The differencing between trying to untie the The Gordian Knot and taking a sword to it.
This probably holds true for a lot of examples of companies that solved the wrong problem. When your competitors can evaluate your progress, it's much easier for them to position themselves according.
(It will be interesting to see how things change with OS4's background processing. I'd guess users will continue to prefer for check-in based over continuous gps logging, though there may be some interesting/appealing applications of continuous logging. Haven't really looked into the specifics yet.)
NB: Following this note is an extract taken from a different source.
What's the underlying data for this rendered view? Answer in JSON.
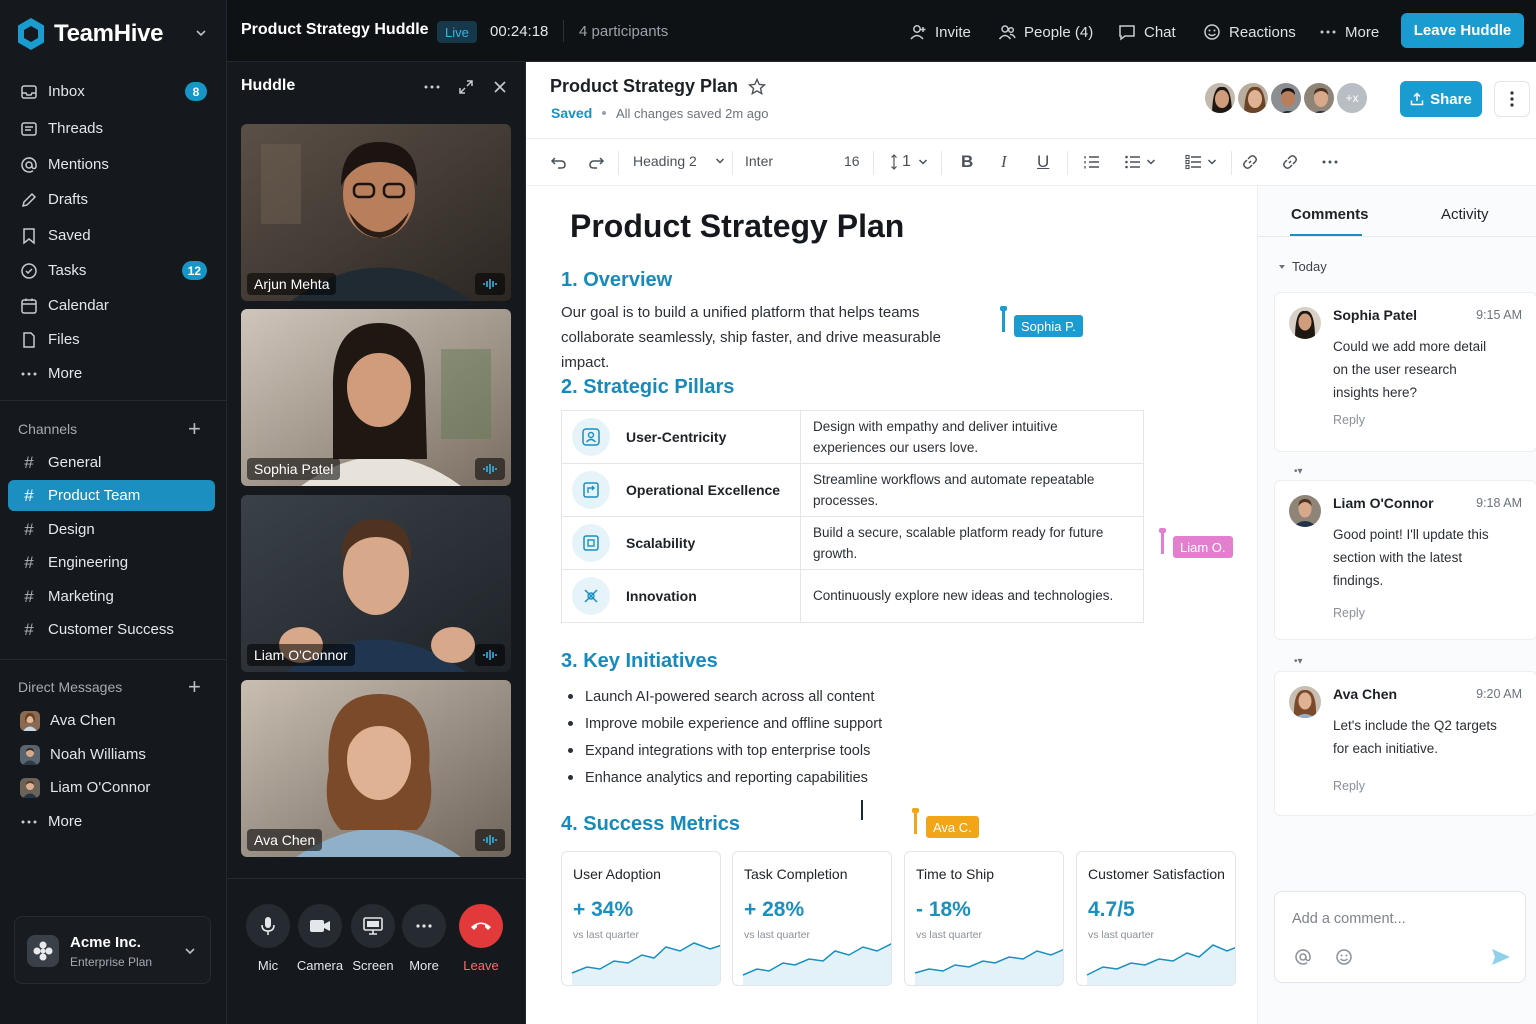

Not to disregard or in any way invalidate your point, which has been taken, but did Steve have a solution for the possible ear wax issue, or does his famed reality distortion field extend to ear wax as well? I'm generally not keen to use anyone else's earbuds, nor am I keen to lend mine to anyone else (and they're not even the kind that you need to wedge into your ear).
Um, what?
I am failing to remember who said: the perfect racing car falls apart the moment it crosses the finishing line - all others else are over-engineered. The point is that good engineering is appropriate engineering. All the things that PHBs sometimes think off as the geeks going off on their own obsessions - maintainability, clarity of design, low fault tolerance, high scaling ability - these are either good engineering or over-engineering depending on the stage of the lifecycle, the purpose of the project (air traffic control systems anyone?), the future staffing estimates and so on.
For example in my own area of acedemic-(ish) software engineering, maintainability absolutely trumps delivery dates. Clearly, if you are chasing ramen profitability, it may not.
Context matters.
http://forums.autosport.com/lofiversion/index.php/t63818.htm...
The best solution is the simplest one which solves 80% of the problem. Very important when creating a minimum viable product.
How is this counteracted by asking whether they would build the product the same way were they to start over? It seems it would do the opposite: Bring all the warts to their attention and make them rewrite the code even though it works perfectly well.